Water Roses Over the Winter
If you live in an area that is deficient in snow cover or rainfall, be sure to provide winter moisture as needed. Roses have a much better survival rate if they are watered during the open, dry periods of late fall and winter. This may need to be done every four to five weeks, depending upon weather conditions. Water at mid-day when temperatures are above 40 degrees F.

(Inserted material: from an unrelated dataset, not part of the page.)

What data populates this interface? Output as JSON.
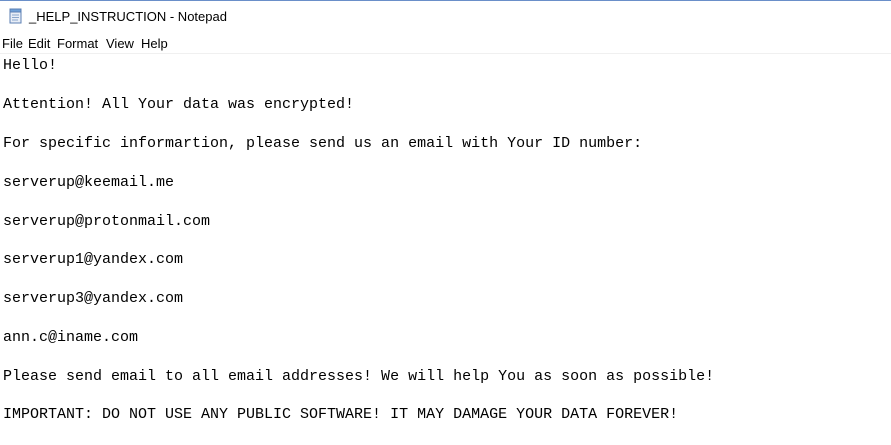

Leave Carrots in the Ground
For sweeter carrots from your vegetable garden, winter them directly in the garden. Place cinder blocks on each side of the row, cover the carrot tops with straw, and then top with a piece of plywood cut to fit. When you need to harvest carrots, just tip the plywood to slide off any snow and dig some of the sweet morsels. This technique will work for parsnips, rutabagas, and turnips, too.
Clean Gutters and Downspouts
Remove leaves and pine needles from your rain gutters and downspouts to reduce ice damage to ornamental shrubs and perennial flowers beneath. Cleaning also will prevent ice dams from building up that can back up water underneath roofing materials.
Protect Broadleaf Evergreens
To protect rhododendrons and azaleas over the winter, place wire cages around the base of the plants. Once fitted around the bush, fill with a loose organic mulch, such as shredded cedar mulch or homemade compost. Then top the cage with a sheet of burlap to keep the material in place. For taller plants, build shelters with snow fencing to reduce damage from drying winter winds.